Yes, this does eat into your profit. Same as if you were running any business. Your business model must account for taxes.
Seems like a simple math problem: if even after any penalties for taking your money out of the tax-advantaged accounts early plus taxes on the gains in your business, you can earn a better return than on the investments within the IRA then that sounds like a win.
LT Capital Gains are what, 15%? So yeah, capital gains will eat up 15% of your profits, but at least there are profits! Would you rather have 85% of something or 100% of nothing? I never understood the "don't do that because you'll have to pay taxes on it" argument. By all means avoid theft of your property by government, er "taxes", at all costs, but don't not make the decision to seek higher returns because you'll have to pay taxes on them. Your adviser just wants to keep that money under management, thus the inherent conflict of interest with most investor-adviser relationships.
I think your big tax hit will likely be liquidating your IRA. Transferring from an IRA to a 401K is a bit weird and contrary to the usual advice, since it mainly will limit your options. Unless the goal is to borrow against the 401K.

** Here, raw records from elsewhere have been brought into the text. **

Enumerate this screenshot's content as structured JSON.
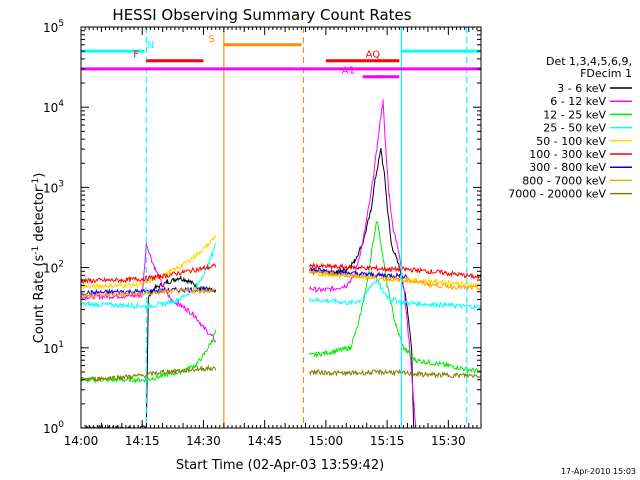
{
  "chart_data": {
    "type": "line",
    "title": "HESSI Observing Summary Count Rates",
    "xlabel": "Start Time (02-Apr-03 13:59:42)",
    "ylabel_main": "Count Rate (s",
    "ylabel_sup1": "-1",
    "ylabel_mid": " detector",
    "ylabel_sup2": "-1",
    "ylabel_end": ")",
    "xlim_minutes": [
      0,
      98
    ],
    "ylim": [
      1,
      100000
    ],
    "yscale": "log",
    "x_ticks": [
      {
        "label": "14:00",
        "minute": 0
      },
      {
        "label": "14:15",
        "minute": 15
      },
      {
        "label": "14:30",
        "minute": 30
      },
      {
        "label": "14:45",
        "minute": 45
      },
      {
        "label": "15:00",
        "minute": 60
      },
      {
        "label": "15:15",
        "minute": 75
      },
      {
        "label": "15:30",
        "minute": 90
      }
    ],
    "y_ticks": [
      {
        "base": "10",
        "exp": "0",
        "value": 1
      },
      {
        "base": "10",
        "exp": "1",
        "value": 10
      },
      {
        "base": "10",
        "exp": "2",
        "value": 100
      },
      {
        "base": "10",
        "exp": "3",
        "value": 1000
      },
      {
        "base": "10",
        "exp": "4",
        "value": 10000
      },
      {
        "base": "10",
        "exp": "5",
        "value": 100000
      }
    ],
    "legend_header": [
      "Det 1,3,4,5,6,9,",
      "FDecim 1"
    ],
    "gaps_minutes": [
      [
        33,
        54
      ]
    ],
    "series": [
      {
        "name": "3 - 6 keV",
        "color": "#000000",
        "points": [
          [
            0,
            1
          ],
          [
            16,
            1
          ],
          [
            16.5,
            42
          ],
          [
            18,
            55
          ],
          [
            21,
            65
          ],
          [
            24,
            75
          ],
          [
            26,
            70
          ],
          [
            28,
            60
          ],
          [
            30,
            55
          ],
          [
            32,
            52
          ],
          [
            33,
            50
          ],
          [
            56,
            90
          ],
          [
            59,
            88
          ],
          [
            62,
            85
          ],
          [
            65,
            95
          ],
          [
            67,
            120
          ],
          [
            69,
            200
          ],
          [
            71,
            500
          ],
          [
            72,
            1200
          ],
          [
            73.5,
            3000
          ],
          [
            74.5,
            1200
          ],
          [
            75,
            600
          ],
          [
            76,
            200
          ],
          [
            78,
            100
          ],
          [
            79,
            60
          ],
          [
            80,
            30
          ],
          [
            81,
            10
          ],
          [
            81.5,
            1
          ]
        ]
      },
      {
        "name": "6 - 12 keV",
        "color": "#ff00ff",
        "points": [
          [
            0,
            43
          ],
          [
            15,
            45
          ],
          [
            16,
            200
          ],
          [
            18,
            100
          ],
          [
            20,
            60
          ],
          [
            22,
            40
          ],
          [
            24,
            35
          ],
          [
            26,
            30
          ],
          [
            28,
            25
          ],
          [
            30,
            18
          ],
          [
            32,
            14
          ],
          [
            33,
            12
          ],
          [
            56,
            55
          ],
          [
            59,
            52
          ],
          [
            62,
            55
          ],
          [
            65,
            60
          ],
          [
            67,
            80
          ],
          [
            69,
            200
          ],
          [
            71,
            800
          ],
          [
            72.5,
            3000
          ],
          [
            73.5,
            8000
          ],
          [
            74,
            12000
          ],
          [
            74.5,
            4000
          ],
          [
            75.5,
            800
          ],
          [
            76.5,
            300
          ],
          [
            78,
            150
          ],
          [
            79,
            60
          ],
          [
            80,
            20
          ],
          [
            81,
            5
          ],
          [
            82,
            1
          ]
        ]
      },
      {
        "name": "12 - 25 keV",
        "color": "#00ee00",
        "points": [
          [
            0,
            4
          ],
          [
            15,
            4
          ],
          [
            16,
            4
          ],
          [
            24,
            5
          ],
          [
            28,
            6
          ],
          [
            30,
            8
          ],
          [
            32,
            12
          ],
          [
            33,
            16
          ],
          [
            56,
            8
          ],
          [
            62,
            9
          ],
          [
            66,
            10
          ],
          [
            68,
            20
          ],
          [
            70,
            60
          ],
          [
            71.5,
            200
          ],
          [
            72.5,
            400
          ],
          [
            73.5,
            200
          ],
          [
            75,
            60
          ],
          [
            77,
            20
          ],
          [
            79,
            10
          ],
          [
            82,
            7
          ],
          [
            90,
            6
          ],
          [
            98,
            5
          ]
        ]
      },
      {
        "name": "25 - 50 keV",
        "color": "#00ffff",
        "points": [
          [
            0,
            35
          ],
          [
            10,
            34
          ],
          [
            16,
            33
          ],
          [
            20,
            35
          ],
          [
            24,
            40
          ],
          [
            28,
            55
          ],
          [
            31,
            100
          ],
          [
            33,
            200
          ],
          [
            56,
            40
          ],
          [
            62,
            38
          ],
          [
            66,
            36
          ],
          [
            69,
            40
          ],
          [
            71,
            60
          ],
          [
            72.5,
            70
          ],
          [
            74,
            50
          ],
          [
            76,
            40
          ],
          [
            80,
            36
          ],
          [
            90,
            34
          ],
          [
            98,
            32
          ]
        ]
      },
      {
        "name": "50 - 100 keV",
        "color": "#ffd700",
        "points": [
          [
            0,
            58
          ],
          [
            10,
            60
          ],
          [
            15,
            62
          ],
          [
            20,
            80
          ],
          [
            24,
            100
          ],
          [
            28,
            140
          ],
          [
            31,
            190
          ],
          [
            33,
            250
          ],
          [
            56,
            85
          ],
          [
            60,
            82
          ],
          [
            64,
            80
          ],
          [
            68,
            80
          ],
          [
            72,
            78
          ],
          [
            76,
            75
          ],
          [
            80,
            70
          ],
          [
            90,
            65
          ],
          [
            98,
            60
          ]
        ]
      },
      {
        "name": "100 - 300 keV",
        "color": "#ff0000",
        "points": [
          [
            0,
            68
          ],
          [
            10,
            70
          ],
          [
            15,
            72
          ],
          [
            20,
            78
          ],
          [
            25,
            88
          ],
          [
            30,
            98
          ],
          [
            33,
            105
          ],
          [
            56,
            105
          ],
          [
            62,
            102
          ],
          [
            68,
            100
          ],
          [
            72,
            98
          ],
          [
            76,
            95
          ],
          [
            80,
            95
          ],
          [
            85,
            90
          ],
          [
            90,
            85
          ],
          [
            98,
            75
          ]
        ]
      },
      {
        "name": "300 - 800 keV",
        "color": "#0000ff",
        "points": [
          [
            0,
            48
          ],
          [
            10,
            50
          ],
          [
            15,
            50
          ],
          [
            20,
            52
          ],
          [
            25,
            53
          ],
          [
            30,
            53
          ],
          [
            33,
            53
          ],
          [
            56,
            95
          ],
          [
            60,
            90
          ],
          [
            66,
            85
          ],
          [
            70,
            82
          ],
          [
            74,
            80
          ],
          [
            78,
            80
          ],
          [
            80,
            78
          ]
        ]
      },
      {
        "name": "800 - 7000 keV",
        "color": "#ffa500",
        "points": [
          [
            0,
            45
          ],
          [
            10,
            46
          ],
          [
            15,
            47
          ],
          [
            20,
            50
          ],
          [
            25,
            51
          ],
          [
            30,
            52
          ],
          [
            33,
            52
          ],
          [
            56,
            90
          ],
          [
            60,
            85
          ],
          [
            66,
            80
          ],
          [
            70,
            75
          ],
          [
            75,
            72
          ],
          [
            80,
            70
          ],
          [
            85,
            62
          ],
          [
            90,
            58
          ],
          [
            98,
            55
          ]
        ]
      },
      {
        "name": "7000 - 20000 keV",
        "color": "#808000",
        "points": [
          [
            0,
            4
          ],
          [
            10,
            4.3
          ],
          [
            15,
            4.5
          ],
          [
            20,
            5
          ],
          [
            25,
            5.2
          ],
          [
            30,
            5.5
          ],
          [
            33,
            5.5
          ],
          [
            56,
            5
          ],
          [
            65,
            4.8
          ],
          [
            75,
            5
          ],
          [
            85,
            4.6
          ],
          [
            98,
            4.5
          ]
        ]
      }
    ],
    "flag_bars": [
      {
        "label": "N",
        "color": "#00ffff",
        "level": 50000,
        "segments": [
          [
            0,
            15.5
          ],
          [
            78.5,
            98
          ]
        ],
        "label_minute": 17
      },
      {
        "label": "F",
        "color": "#ff0000",
        "level": 38000,
        "segments": [
          [
            16,
            30
          ]
        ],
        "label_minute": 13.5
      },
      {
        "label": "S",
        "color": "#ff8c00",
        "level": 60000,
        "segments": [
          [
            35,
            54
          ]
        ],
        "label_minute": 32
      },
      {
        "label": "AQ",
        "color": "#ff0000",
        "level": 38000,
        "segments": [
          [
            60,
            78
          ]
        ],
        "label_minute": 71.5
      },
      {
        "label": "",
        "color": "#ff00ff",
        "level": 30000,
        "segments": [
          [
            0,
            98
          ]
        ],
        "label_minute": 0
      },
      {
        "label": "A1",
        "color": "#ff00ff",
        "level": 24000,
        "segments": [
          [
            69,
            74
          ],
          [
            72.5,
            78
          ]
        ],
        "label_minute": 65.5
      }
    ],
    "vertical_lines": [
      {
        "minute": 16,
        "color": "#00ffff",
        "dashed": true
      },
      {
        "minute": 35,
        "color": "#ff8c00",
        "dashed": false
      },
      {
        "minute": 54.5,
        "color": "#ff8c00",
        "dashed": true
      },
      {
        "minute": 78.5,
        "color": "#00ffff",
        "dashed": false
      },
      {
        "minute": 94.5,
        "color": "#00ffff",
        "dashed": true
      }
    ],
    "footer_date": "17-Apr-2010 15:03"
  }
}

Assume your marginal tax rate is 30% between federal and state taxes your 100K IRA balance is 60K factoring in the 10% penalty.
Let's say you get 10% return on your investment, so that is 6K. Wait you have to pay taxes(30%+15%(self-employment rounded down)) - that just turned into 3.3K.
So after one successful flip you are almost 10% behind leaving it in your 401K(the after-tax value is 70K). It would basically take 3 successful flips - just to break even.
I realize that a lot of flips make more than 10%, but a lot also make a lot less.
Real estate in general is tax-advantaged, but flipping is not. Cashing out 401Ks is probably the worst tax move possible.
Buy property this year. Slap some paint on the walls. Rent for 12 months. Do your retail remodel and sell the property 12 months and 1 day later - this would be a way to avoid ordinary income and FICA since after 12 months the deal is considered long-term hold. At this stage you will have cap gains, but much less than earned income taxes in the alternate scenario...
That advice is coming from a poor person. I hope you owe millions in taxes. That would mean you could send me a nice birthday present. Your advisor should be pushing you to be successful.